For all the good it would do, New York Rep. Nydia Velázquez warned that the tax bill would hit the already-struggling island -- where, oh yeah, only 70 percent of the electrical grid is restored after three months -- with an "economic hurricane":
“Puerto Rico is in the grip of a humanitarian crisis,” she fumed on the House floor. “Let’s be clear: Puerto Ricans are American citizens. They fight in our wars, many of them laying down their lives for our freedoms. Yet this bill continues treating Puerto Rico differently than the rest of the United States.”
Velázquez noted that Speaker Paul Ryan and House Majority Leader Kevin McCarthy had made a big show of traveling to Puerto Rico and promising to help the island's residents recover from Maria:
“They looked the people of Puerto Rico in the eye and made promises to help them,” she said. “This is how you help Puerto Rico?”
No, the House leaders' offices didn't have any comment on her criticism. They were too busy celebrating making America rich again.
Puerto Rico's governor, Ricardo Rosselló, condemned the tax measures, saying they would have a negative impact on half of the Puerto Rican economy, affecting 30 percent of the island's governmental revenue and as many as 250,000 jobs in an economy where unemployment has sharply increased following the economic crisis and then the hurricane.
In an interview with the Miami Herald, he called out Republicans for their empty promises:
“Many senators and congressman came to Puerto Rico and they pledged their support.
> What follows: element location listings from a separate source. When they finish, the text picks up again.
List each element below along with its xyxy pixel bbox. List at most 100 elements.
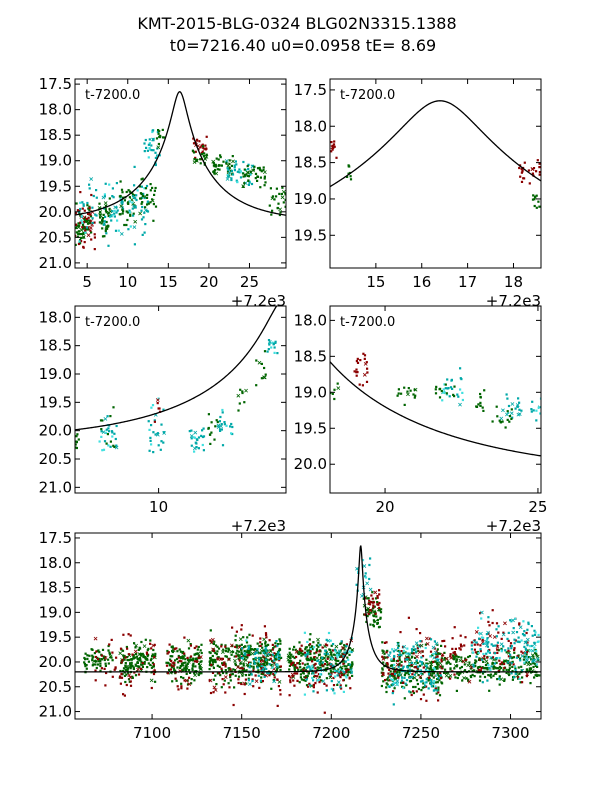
data-point bbox=[332, 143, 336, 146]
data-point bbox=[219, 674, 222, 677]
data-point bbox=[332, 684, 336, 687]
data-point bbox=[220, 645, 223, 648]
data-point bbox=[232, 703, 235, 707]
data-point bbox=[488, 651, 491, 654]
data-point bbox=[482, 636, 485, 639]
data-point bbox=[296, 672, 299, 675]
data-point bbox=[306, 658, 309, 661]
data-point bbox=[209, 629, 212, 632]
data-point bbox=[293, 669, 296, 672]
data-point bbox=[252, 685, 255, 688]
data-point bbox=[111, 435, 114, 438]
data-point bbox=[152, 219, 155, 222]
data-point bbox=[269, 672, 272, 675]
data-point bbox=[512, 627, 515, 630]
data-point bbox=[101, 220, 104, 223]
data-point bbox=[157, 142, 160, 146]
data-point bbox=[218, 665, 221, 668]
data-point bbox=[165, 664, 169, 667]
data-point bbox=[132, 667, 135, 671]
data-point bbox=[292, 675, 295, 678]
data-point bbox=[520, 409, 523, 412]
data-point bbox=[138, 185, 142, 188]
data-point bbox=[83, 656, 86, 660]
data-point bbox=[422, 666, 425, 669]
data-point bbox=[437, 691, 440, 694]
data-point bbox=[329, 639, 332, 642]
data-point bbox=[248, 666, 251, 669]
data-point bbox=[79, 201, 82, 204]
data-point bbox=[452, 651, 455, 654]
data-point bbox=[120, 188, 124, 191]
data-point bbox=[474, 664, 477, 668]
data-point bbox=[214, 171, 219, 176]
data-point bbox=[362, 372, 367, 377]
data-point bbox=[142, 644, 147, 649]
data-point bbox=[194, 665, 197, 668]
data-point bbox=[239, 662, 242, 665]
data-cluster-saao bbox=[330, 382, 341, 401]
data-point bbox=[489, 668, 492, 671]
data-point bbox=[149, 148, 152, 151]
data-point bbox=[311, 671, 315, 676]
data-point bbox=[202, 145, 205, 148]
data-point bbox=[79, 221, 82, 224]
data-point bbox=[247, 665, 250, 668]
data-point bbox=[468, 655, 471, 658]
data-point bbox=[205, 135, 208, 138]
data-point bbox=[85, 227, 88, 230]
data-point bbox=[298, 681, 301, 684]
data-point bbox=[346, 656, 349, 659]
data-point bbox=[288, 674, 291, 678]
data-point bbox=[536, 665, 539, 668]
data-point bbox=[288, 651, 291, 654]
data-point bbox=[273, 645, 276, 648]
data-point bbox=[114, 229, 118, 232]
data-point bbox=[304, 653, 307, 656]
data-point bbox=[259, 656, 262, 659]
data-point bbox=[125, 223, 128, 227]
data-point bbox=[400, 650, 403, 653]
data-point bbox=[219, 424, 223, 429]
data-point bbox=[326, 663, 329, 666]
y-tick-label: 18.5 bbox=[39, 126, 72, 144]
data-point bbox=[276, 206, 279, 210]
data-point bbox=[276, 678, 279, 681]
data-point bbox=[171, 650, 174, 654]
data-point bbox=[115, 444, 118, 447]
data-point bbox=[268, 343, 271, 346]
data-point bbox=[198, 655, 203, 659]
data-point bbox=[245, 682, 248, 685]
data-point bbox=[433, 668, 436, 671]
data-point bbox=[348, 663, 351, 666]
data-point bbox=[267, 339, 272, 344]
data-point bbox=[473, 648, 476, 651]
data-point bbox=[410, 652, 413, 655]
data-point bbox=[104, 207, 107, 210]
data-point bbox=[128, 190, 131, 193]
data-point bbox=[101, 227, 104, 230]
data-point bbox=[459, 667, 462, 670]
data-point bbox=[465, 677, 468, 680]
data-point bbox=[239, 170, 242, 173]
data-point bbox=[263, 675, 266, 678]
data-point bbox=[300, 644, 303, 647]
data-point bbox=[429, 655, 432, 658]
data-point bbox=[94, 655, 97, 659]
data-point bbox=[444, 668, 447, 671]
data-point bbox=[110, 638, 113, 641]
data-point bbox=[141, 663, 144, 666]
data-point bbox=[265, 671, 269, 674]
data-point bbox=[257, 662, 260, 665]
data-point bbox=[268, 658, 271, 661]
data-point bbox=[143, 142, 146, 145]
data-point bbox=[538, 173, 541, 176]
data-point bbox=[171, 680, 174, 683]
data-point bbox=[201, 443, 204, 447]
data-point bbox=[115, 424, 118, 428]
data-point bbox=[190, 682, 193, 685]
data-point bbox=[483, 389, 486, 392]
data-point bbox=[152, 139, 155, 142]
data-point bbox=[131, 201, 134, 204]
data-point bbox=[208, 679, 211, 682]
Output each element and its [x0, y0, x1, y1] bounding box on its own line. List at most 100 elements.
But when the time came to support Puerto Rico, they essentially bailed,” Rosselló said. “I am very disappointed with the fact the Senator (Marco) Rubio is going to be voting for this tax bill particularly when we had the opportunity to address the potentially devastating effects on Puerto Rico.”
Florida Rep. Darren Soto, the only Puerto Rican in Florida's Congressional delegation, warned that Republicans who've screwed over Puerto Ricans with this tax bill may reap the whirlwind, with votes. The island may have no direct power in Congress, but Puerto Ricans on the mainland are going to remember this in November:
"If nothing changes (in the tax bill) it’s going to explode, there’s even more Puerto Ricans arriving in Florida,” Soto said. “They already have a bad taste in their mouth because of Trump, and this is going to add more salt to the wounds. With a million of us already here and 250,000 more arriving in the last two months, I would imagine that would be enough political pressure."
Attention Florida Democrats: You've got a lot of very pissed, very eligible voters arriving. Make sure they get the help they need to navigate the roadblocks to voter registration the Rs are so fond of, and turn that state purple.